Como dice el traductor, el libro es «un veredicto
demoledor contra los generales literarios, sayones de la verdadera literatura».
Lo curioso es que el lector no encontrará apenas descripciones de la violencia
gubernamental hacia el escritor que no respondía a su ideología, sino más bien
la recreación de un ambiente kafkiano, de asfixia, temor, desconcierto. Sobre
todo a través de la afilada pluma de Yampolski, al que no le dio tiempo de
“concluir su última y más amarga obra literaria”, de título provisional, que
“no contenía más que fragmentos, bosquejos, retales”, relata Konstantínovski,
sobre un fenómeno del que nadie más habló y que podría corresponder al género
de “la reunión crítica”. El propio Yampolski escribe, aturdido: “Una y otra vez
sueño con reuniones en que me critican. Una y otra vez me conducen hasta ahí,
al lugar donde comienza mi angustia”, y se pregunta cómo es posible que
asistiera a esas reuniones, a esas “purgas”.
El caso es que el escritor de turno recibía una
carta en casa con la convocatoria de las reuniones, en la que ponía:
“Asistencia obligada” y en las que, a juicio de Konstantínovski, “se decidía la
vida y la muerte. Para nosotros, hacían las veces del rezo, la confesión, los
libros, el circo, la opereta… Eran más trascendentes y terribles que un consejo
médico. Eran un patíbulo”. Allí se controlaba a los escritores, se enviaban
proclamas que había que seguir al dictado, se hacían amenazas subliminales.
Yampolski, poniendo su pellejo en peligro, se propuso investigar tales
reuniones, caracterizadas por “un avasallante clima de coacción, de culto a la
intolerancia y al odio, que permitía hacer pasar lo insustancial e inane por
algo necesario y, más tarde, por algo de calidad e incluso por lo único
posible”. Los escritores progubernamentales, súbditos obedientes, todos de
mediocre altura literaria, estaban especializados en hacer la pelota a los
mandatarios que enviaban a los escritores a campos penitenciarios y les
condenaban al ostracismo después de criticarlos públicamente.
No extraña que para Konstantínovski aquello se
tratara de “largas, sombrías reuniones-matadero, reuniones-degollantes,
reuniones en las que se producía una rápida deshumanización de los hombres”. Conocemos
ahora esos encuentros, llenos de traidores e hipócritas, gracias a que
Konstantínovski conoció la existencia de la carpeta que contenía este material
el día en que acudió a casa donde Yampolski se estaba muriendo, en 1972;
inquieto, éste le había confesado que aún guardaba manuscritos, que él debía
recuperar y poner en circulación.
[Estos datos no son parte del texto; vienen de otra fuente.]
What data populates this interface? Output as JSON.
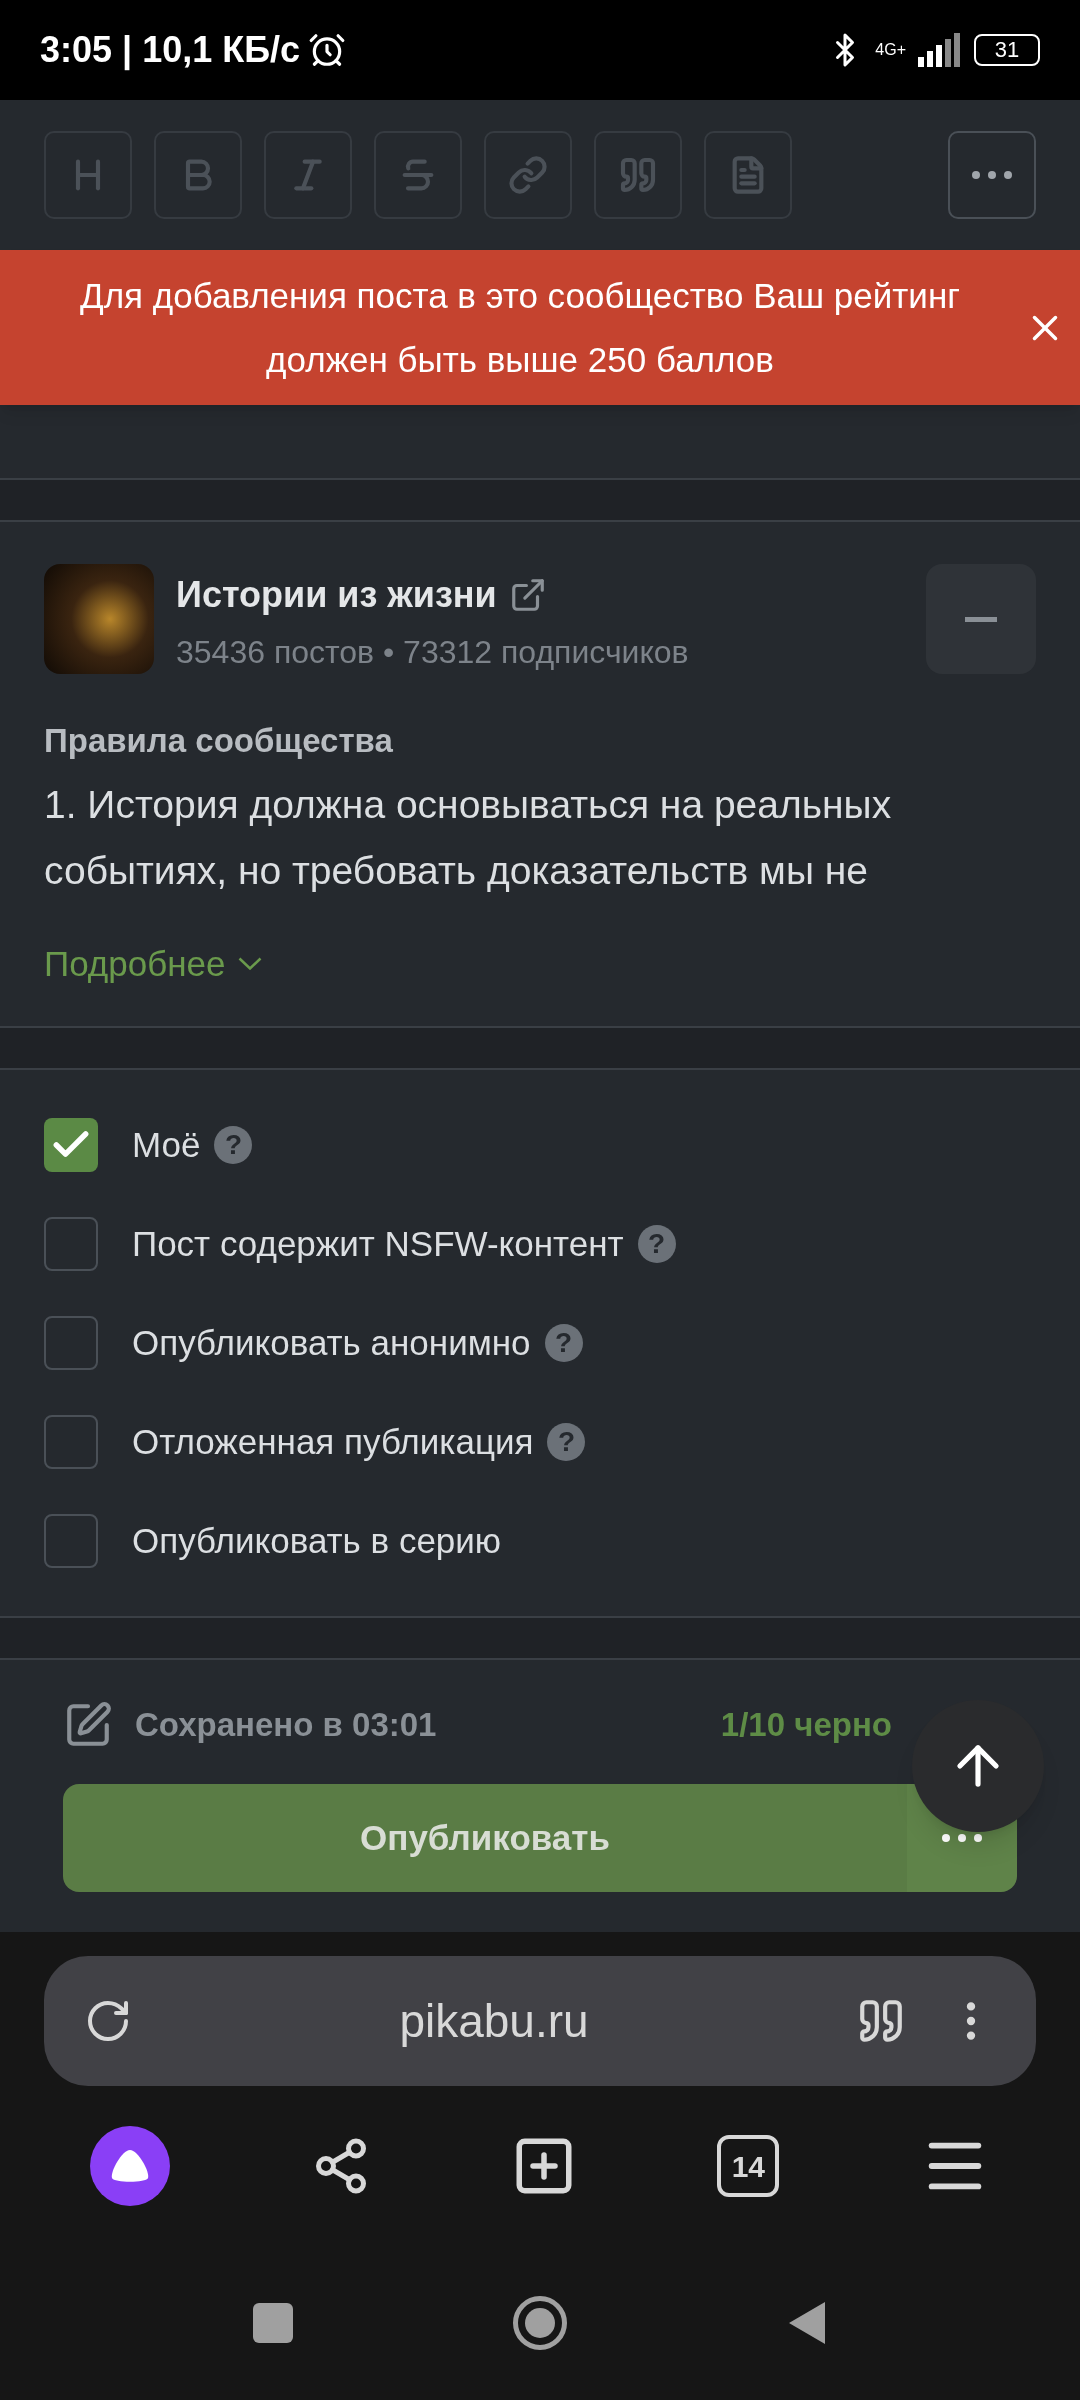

Unos encuentros “obligados” en los se decidía
quién tenía que estar en la “lista de cosmopolitas”, tan repudiados por la
Unión de Escritores, que se esforzó en malograr la carrera literaria de autores
tan relevantes como Borís Pasternak.
«Cuando se escriba la historia de la literatura a
la que perteneció Borís Yampolski –afirma Konstantínovski– se nos revelará la
más asombrosa de sus secuelas: el aparato creado para modelar “la producción
literaria” retorció, aherrojó, derribó y estampó contra el suelo, en el fango,
a un gran número de talentos que aún nadie ha contabilizado». Como el tan admirado
por la pareja de amigos Vassili Grossman, sobre el que se incluye un emocionado
texto al final del libro que evoca tanto la última conversación de Yampolski
con el autor de la magna “Vida y destino” –cuando ya era un hombre quebrado,
vigilado, destinado al oprobio, con su novela confiscada y viviendo de forma
miserable– como su triste entierro. Pero así trataba la URSS a los escritores
que no obedecían sus dictámenes: hombres del Estado entraban en el hogar del
artista, la registraban y se hacían cargo de la “novela represaliada”, además
de adueñarse del resto de material y hasta de las cintas de las máquinas de
escribir, llevándose el trabajo de toda una vida.